Immediately after those bombshells, Newsday dispatched me to Penn State’s next game in State College, Pa., where students and fans were in stages of anger and disbelief: That such a menace could have gone on for years right under their noses; that football and Paterno had become such mighty forces, bringing in $53 million the previous season, that such evil digressions could essentially be ignored; that Paterno could be guilty in any way, given his fatherly title of “JoePa,” his on-campus life-sized cardboard cutouts called “Stand-Up Joes,” his “success with honor” motto claiming to prioritize morality over athletic doings.
But there it was. And not, we learned from “Untold” by Junod and co-author Paula Lavigne, for the first time.
The Hodne story, beyond the kind of satanic details to set off creep-o-meter alarms, is about what Lavigne previously discovered in her exposes of sexual violence by athletes at Baylor and Michigan State. “If there is one universal,” Lavigne recently told Richard Deitsch on his Sports Media podcast, “it is certainly that there is an effort to keep things quiet, to protect the brand, find ways to deflect and conflate and put the blame elsewhere, make the argument that this is one bad apple.
“What we find typically is that it is not one bad apple. These incidents often point to systemic issues, and those system issues often, not always, involve a lack of transparency.”
Enough unsettling examples are out there to realize the Hodne piece can’t simply be about Penn State’s and Paterno’s sins of priority, that worshippers at the temple of jock celebrity continue to facilitate a blind-eye syndrome. The Cleveland Browns just traded for quarterback Deshaun Watson, facing sexual misconduct civil lawsuits by 22 women, and rewarded him with a $230-million, five-year deal. Jameis Winston was never charged in a rape case while starring at Florida State University—police reportedly did not investigate the allegation—and became a top NFL draft choice. The NFL’s Washington Commanders currently are being investigated by the House Oversight Committee for widespread workplace sexual harassment after years of accusations.
A 2019 USA TODAY investigation noted that NCAA rules allow athletic transfers to continue their playing careers even after criminal convictions, team suspensions or being expelled. The report identified more than two dozen athletes over a five-year period who, after having been disciplined for sexual offenses, simply found another school (and team) and resumed playing, and five others whose careers at their original schools were not interrupted by either convictions or judicial discipline.

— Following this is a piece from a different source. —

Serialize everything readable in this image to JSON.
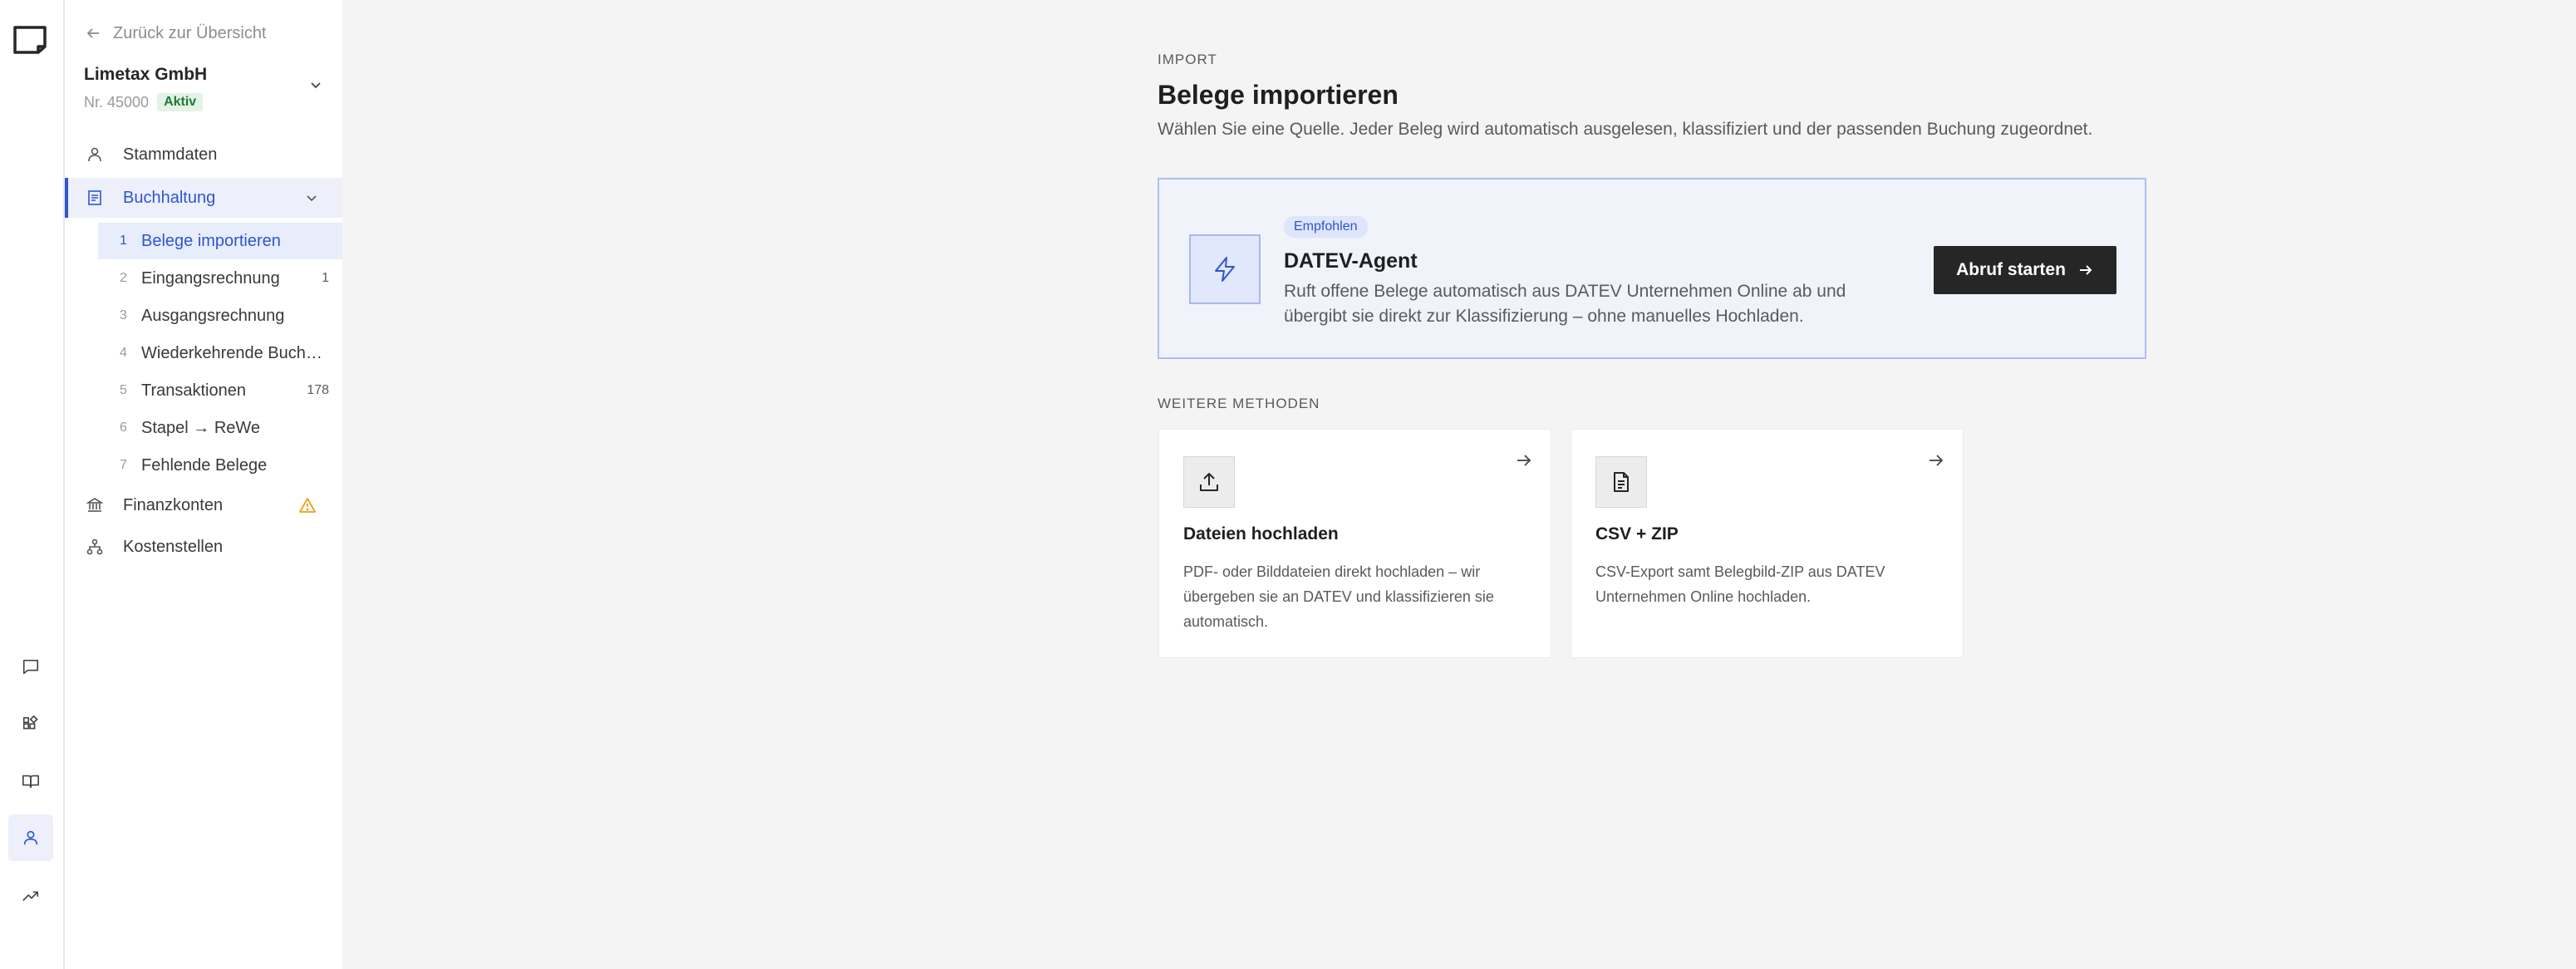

There are some heroic figures in the “Untold” piece—specifically, Hodne’s Penn State victim Betsy Sailor and a Hodne teammate, Irv Panky, who helped Sailor confront her predator, the school’s football establishment and the justice system. But co-author Junod found far too familiar a pattern between the Hodne and Sandusky cases.
Junod told Deitsch that, with the publication of the gruesome Hodne narrative, there was plenty of Twitter defense of Paterno—just as there had been a great rush to his side in the Sandusky saga. “I think [Paterno] is an ambiguous figure,” Junod said. “There are definitely times when he is telling people to tell the truth, and there are definitely times when he’s telling people not to talk to the police without his permission. I don’t think that you can view Joe Paterno clearly unless you also view through this lens that we have created, that before Todd Hodne there was Jerry Sandusky…a second serial sexual predator that Joe Paterno had under his administrative oversight.”
“You would think that Joe Paterno learned something. And either he didn’t, or he learned the wrong thing.”